An ABI, or Application Binary Interface, defines a way for binaries to talk to each other on a given platform, and it includes (among other things) a calling convention. Most (all?) ABIs have a design flaw that harms performance.
Let’s start by looking at the System V ABI, for x86-style CPUs. The ABI classifies function arguments into a number of different categories; we’re just going to consider two:
INTEGER: This class consists of integral types that ﬁt into one of the general purpose registers
MEMORY: This class consists of types that will be passed and returned in memory via the stack
I won’t go finely over the rules that classify arguments; suffice to say that, in a general sense:
In other words, passing large structures by value entails large copies and This Makes Me Sad.
Well, what’s wrong with that? Surely we can just do what we did in the days of dumb compilers and pass structures by pointer. Unfortunately, that doesn’t work anymore; compilers are smart now, and they don’t like it when objects alias.
void foo(int*); void bar(void); int x = 5; foo(&x); // for all we know, foo could have stored &x in a shared location x = 7; bar(); // through which bar could modify x return x; // meaning that this needs to turn into an actual load; it cannot be constant-folded // (This would not have happened if x had been passed by value, but this is not viable for large structs, as we have seen.)
Restrict to the rescue!

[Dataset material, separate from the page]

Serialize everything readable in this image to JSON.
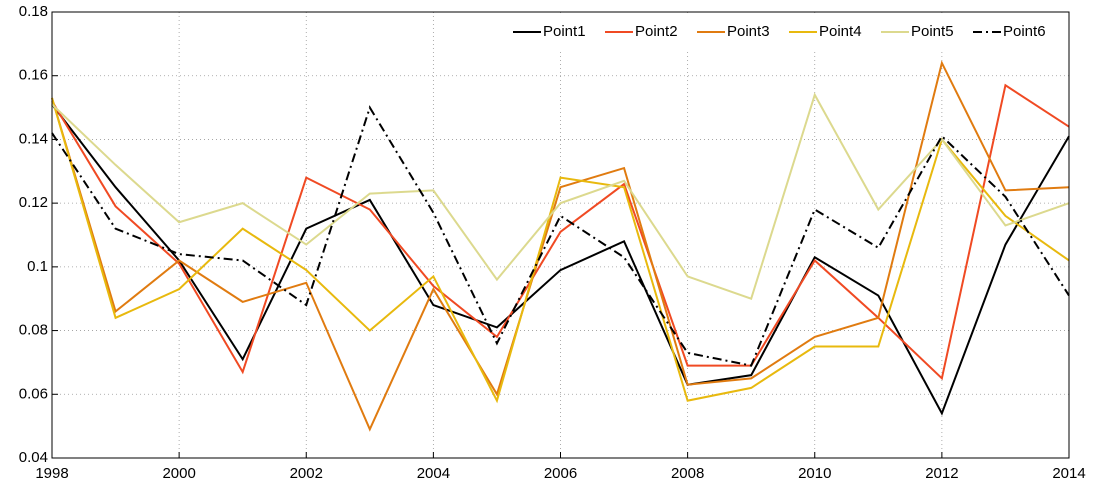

If foo’s parameter had been annotated with restrict, foo would not be allowed to alias it (C11§188.8.131.52p4,11). Unfortunately, compilers do not seem to generally be aware of this fact. More to the point, because there is no type-level enforcement of restrict in C, the veracity of the attribute cannot be counted upon in a general sense, even though it can be correct in cases when C’s ABI is used to communicate between languages with stronger type systems.
And really, the ABI should do the right thing by default. void foo(struct bla) is much easier to read than void foo(const struct bla *restrict), not to mention it does a better job of conveying intent and actually provides a stronger semantic guarantee.

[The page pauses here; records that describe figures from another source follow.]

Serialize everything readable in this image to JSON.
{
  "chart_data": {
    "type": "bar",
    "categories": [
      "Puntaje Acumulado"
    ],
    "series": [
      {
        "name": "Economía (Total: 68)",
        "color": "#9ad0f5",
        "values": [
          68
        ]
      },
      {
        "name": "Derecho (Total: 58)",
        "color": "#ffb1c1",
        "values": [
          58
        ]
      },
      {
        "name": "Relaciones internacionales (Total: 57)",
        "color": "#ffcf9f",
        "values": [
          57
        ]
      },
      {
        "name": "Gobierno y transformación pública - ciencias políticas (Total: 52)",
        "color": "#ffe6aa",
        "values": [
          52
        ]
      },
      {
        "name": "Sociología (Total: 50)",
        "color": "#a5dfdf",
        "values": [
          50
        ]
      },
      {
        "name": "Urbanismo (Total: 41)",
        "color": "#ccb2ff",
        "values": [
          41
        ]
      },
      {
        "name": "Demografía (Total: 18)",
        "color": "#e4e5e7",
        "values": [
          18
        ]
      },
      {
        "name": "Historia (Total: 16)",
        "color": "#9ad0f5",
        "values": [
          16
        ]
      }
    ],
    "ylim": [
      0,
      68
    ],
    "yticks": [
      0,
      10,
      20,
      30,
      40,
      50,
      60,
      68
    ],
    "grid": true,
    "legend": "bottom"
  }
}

Well, that’s System V. How do other ABIs fare? Microsoft’s is similar, but it passes structs with a pointer:
Structs or unions of [not small] sizes are passed as a pointer to memory allocated by the caller.
This gains you a bit of flexibility (though it also probably confuses the memory renamer a bit), but it doesn’t solve the actual problem. The ‘memory allocated by the caller’ is owned by the callee, who can modify it at will, so the caller still needs to spuriously copy.
More ABIs! ARM (sorry, AAA arch 64):
If the argument type is a Composite Type that is larger than 16 bytes, then the argument is copied to memory allocated by the caller and the argument is replaced by a pointer to the copy. [emphasis mine]
Aggregates larger than 2×XLEN bits [side note: why the hell are you talking about bits?] are passed by reference and are replaced in the argument list with the address
Arguments passed by reference may be modified by the callee.
All [non-homogeneous] aggregates are passed in consecutive GPRs, in GPRs and in memory, or in memory
Structs, unions, or other composite types are treated as a sequence of doublewords, and are passed in integer or floating point registers as though they were simple scalar parameters to the extent that they fit, with any excess on the stack packed according to the normal memory layout of the object
All of these are repetitions of the same two mistakes.
A correctly-specified ABI should pass large structures by immutable reference, usually obviating the copy. In the event that a copy is needed, it will generally happen only once, in the callee, rather than needing to be repeated by every caller. The callee also has more flexibility, and can copy only those portions of the structure that are actually modified.
Take heed, future ABI-makers, lest the angel of neuralgia take you!
A number of people have pointed out that, under this scheme, an argument will sometimes have to be copied twice. (That is, in the case when it is aliased in the caller and mutated by the callee.) This is true, and I should have mentioned it. However, I retain my original position that this approach will drastically reduce the number of copies required in any real-world, non-contrived code using value structures.
There was also a very interesting proposal: provide every value-struct-accepting function with multiple entry points. This should minimize the number of copies required (assuming no interprocedural changes), but it also complicates the ABI considerably. (In particular, a lot of real-world code depends on function pointers having the same size as object pointers; for this approach to work, it would have to violate that assumption, make function pointers doubly indirect, or pessimize.) I think the complication may not be worth it in this case, but the approach is definitely worth exploring.